Baseball, football, basketball (Or the puck, stone, ring, etc.)


The eye automatically looks for the ball in sport shots
The eye automatically looks for the ball in sport shots

Action shots for most sports will benefit from getting the ball in the picture. The "ball" here could also mean the puck, the ring, the dart or any item around which the play is focused. Spectators follow the play by following the ball (or puck), and the attention of the players is usually focused on it. There is an element of completion about a sports picture that has the ball in it.

It just so happens that most activities in sports events reach their high point when the ball is present, so you are almost always guaranteed action if you follow the ball and ensure it is in your pictures.


SHOOTING LOCATION

This means you will have to position yourself when photographing a sports event in anticipation of where the ball will be for a given play, and then shoot your picture when the ball is in the frame.

"FREEZE" THE BALL

Don't forget that a very high shutter speed will freeze the ball in mid-air, and will also freeze the action around it.

 The ball is in the glove. Yer out!
The ball is in the glove. Yer out!

When the ball is blurred, there is an even greater sense of action.
When the ball is blurred, there is an even greater sense of action.

BLURRING THE BALL TO SHOW ACTION

If the shutter speed is fast enough to capture a moving ball, but slow enough to cause it to blur, the image will have a greater sense of action.

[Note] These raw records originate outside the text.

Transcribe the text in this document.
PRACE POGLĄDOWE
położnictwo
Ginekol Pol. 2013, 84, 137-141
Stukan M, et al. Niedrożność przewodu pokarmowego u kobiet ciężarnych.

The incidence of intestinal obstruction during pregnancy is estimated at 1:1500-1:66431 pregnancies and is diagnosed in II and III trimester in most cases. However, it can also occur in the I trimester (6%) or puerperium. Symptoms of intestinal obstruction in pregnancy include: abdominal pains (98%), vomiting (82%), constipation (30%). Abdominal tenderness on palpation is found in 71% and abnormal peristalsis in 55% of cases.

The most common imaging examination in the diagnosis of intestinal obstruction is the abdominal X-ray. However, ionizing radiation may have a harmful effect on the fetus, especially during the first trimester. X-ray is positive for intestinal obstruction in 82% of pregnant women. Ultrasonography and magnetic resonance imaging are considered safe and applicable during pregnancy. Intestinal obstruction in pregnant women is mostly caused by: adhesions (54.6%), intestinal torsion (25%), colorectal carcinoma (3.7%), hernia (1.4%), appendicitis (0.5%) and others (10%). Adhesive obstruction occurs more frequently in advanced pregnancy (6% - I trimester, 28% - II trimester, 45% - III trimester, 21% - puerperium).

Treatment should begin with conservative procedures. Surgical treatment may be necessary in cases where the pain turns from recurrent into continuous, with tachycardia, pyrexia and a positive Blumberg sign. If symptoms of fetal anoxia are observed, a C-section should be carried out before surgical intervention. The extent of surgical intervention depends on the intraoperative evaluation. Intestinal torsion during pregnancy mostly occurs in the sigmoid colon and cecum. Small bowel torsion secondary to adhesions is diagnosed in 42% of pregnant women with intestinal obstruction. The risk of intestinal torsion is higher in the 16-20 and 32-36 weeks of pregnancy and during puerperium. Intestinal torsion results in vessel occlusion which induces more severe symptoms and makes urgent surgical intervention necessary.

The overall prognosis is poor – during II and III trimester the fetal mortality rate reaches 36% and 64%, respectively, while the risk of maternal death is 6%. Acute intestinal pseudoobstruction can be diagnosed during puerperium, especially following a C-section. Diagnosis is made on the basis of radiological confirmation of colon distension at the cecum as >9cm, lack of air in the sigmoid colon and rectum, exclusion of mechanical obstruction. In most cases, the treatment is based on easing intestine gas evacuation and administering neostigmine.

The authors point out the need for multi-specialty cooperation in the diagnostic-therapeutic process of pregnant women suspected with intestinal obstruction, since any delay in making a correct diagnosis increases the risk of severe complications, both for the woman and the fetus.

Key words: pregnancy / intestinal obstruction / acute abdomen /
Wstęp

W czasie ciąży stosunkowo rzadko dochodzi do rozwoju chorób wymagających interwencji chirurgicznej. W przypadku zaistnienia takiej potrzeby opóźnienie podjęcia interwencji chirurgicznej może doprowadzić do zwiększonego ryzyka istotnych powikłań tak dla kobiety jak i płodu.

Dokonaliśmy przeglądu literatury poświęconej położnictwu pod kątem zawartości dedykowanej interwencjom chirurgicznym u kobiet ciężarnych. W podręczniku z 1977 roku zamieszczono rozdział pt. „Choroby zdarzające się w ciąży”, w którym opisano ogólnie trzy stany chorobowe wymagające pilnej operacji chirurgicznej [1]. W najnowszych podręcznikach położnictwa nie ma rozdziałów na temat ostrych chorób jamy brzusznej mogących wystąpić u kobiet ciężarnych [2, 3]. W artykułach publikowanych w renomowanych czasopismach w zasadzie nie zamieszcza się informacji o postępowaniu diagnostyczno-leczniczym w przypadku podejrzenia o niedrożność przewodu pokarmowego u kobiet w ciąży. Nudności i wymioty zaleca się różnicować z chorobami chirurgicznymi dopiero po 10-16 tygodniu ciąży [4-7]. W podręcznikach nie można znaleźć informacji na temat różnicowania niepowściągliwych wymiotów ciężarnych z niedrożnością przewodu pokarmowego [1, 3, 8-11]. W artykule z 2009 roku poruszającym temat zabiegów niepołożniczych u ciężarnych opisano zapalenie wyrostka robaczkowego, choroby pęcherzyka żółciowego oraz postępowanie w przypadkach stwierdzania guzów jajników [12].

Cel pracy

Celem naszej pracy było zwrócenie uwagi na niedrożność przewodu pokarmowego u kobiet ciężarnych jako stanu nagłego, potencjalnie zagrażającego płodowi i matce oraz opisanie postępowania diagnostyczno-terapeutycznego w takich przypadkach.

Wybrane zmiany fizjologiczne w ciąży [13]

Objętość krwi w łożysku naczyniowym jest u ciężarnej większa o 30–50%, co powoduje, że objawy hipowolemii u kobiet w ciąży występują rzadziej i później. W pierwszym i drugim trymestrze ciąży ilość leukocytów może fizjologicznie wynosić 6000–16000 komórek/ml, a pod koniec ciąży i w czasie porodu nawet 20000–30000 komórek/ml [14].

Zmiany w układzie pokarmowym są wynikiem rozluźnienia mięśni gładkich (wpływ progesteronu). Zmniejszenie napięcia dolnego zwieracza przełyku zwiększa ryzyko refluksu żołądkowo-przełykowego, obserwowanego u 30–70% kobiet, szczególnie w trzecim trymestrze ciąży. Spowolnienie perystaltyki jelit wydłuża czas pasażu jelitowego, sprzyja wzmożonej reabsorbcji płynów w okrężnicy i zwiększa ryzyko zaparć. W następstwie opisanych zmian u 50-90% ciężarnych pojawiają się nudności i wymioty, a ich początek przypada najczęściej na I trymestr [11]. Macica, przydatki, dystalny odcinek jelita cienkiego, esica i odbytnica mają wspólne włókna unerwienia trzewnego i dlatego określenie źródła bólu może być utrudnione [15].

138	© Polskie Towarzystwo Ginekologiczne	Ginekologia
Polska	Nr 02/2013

You will have to experiment with shutter speeds to get it right, because baseballs, pucks, soccer balls, etc. travel at a wide range of speeds in the course of a game. If the shutter is too slow, the ball may be so blurred that it disappears, or it may look like a long streak. Begin with a shutter speed of 1/60 sec, then try 1/30 sec for the next opportunity. It's a tricky business and what works well on one occasion may not work the next time. As in all things that combine technique with equipment, trial and error will give you your best guidelines.

You will also need a good sense of timing, so that the shutter is released at just the right moment.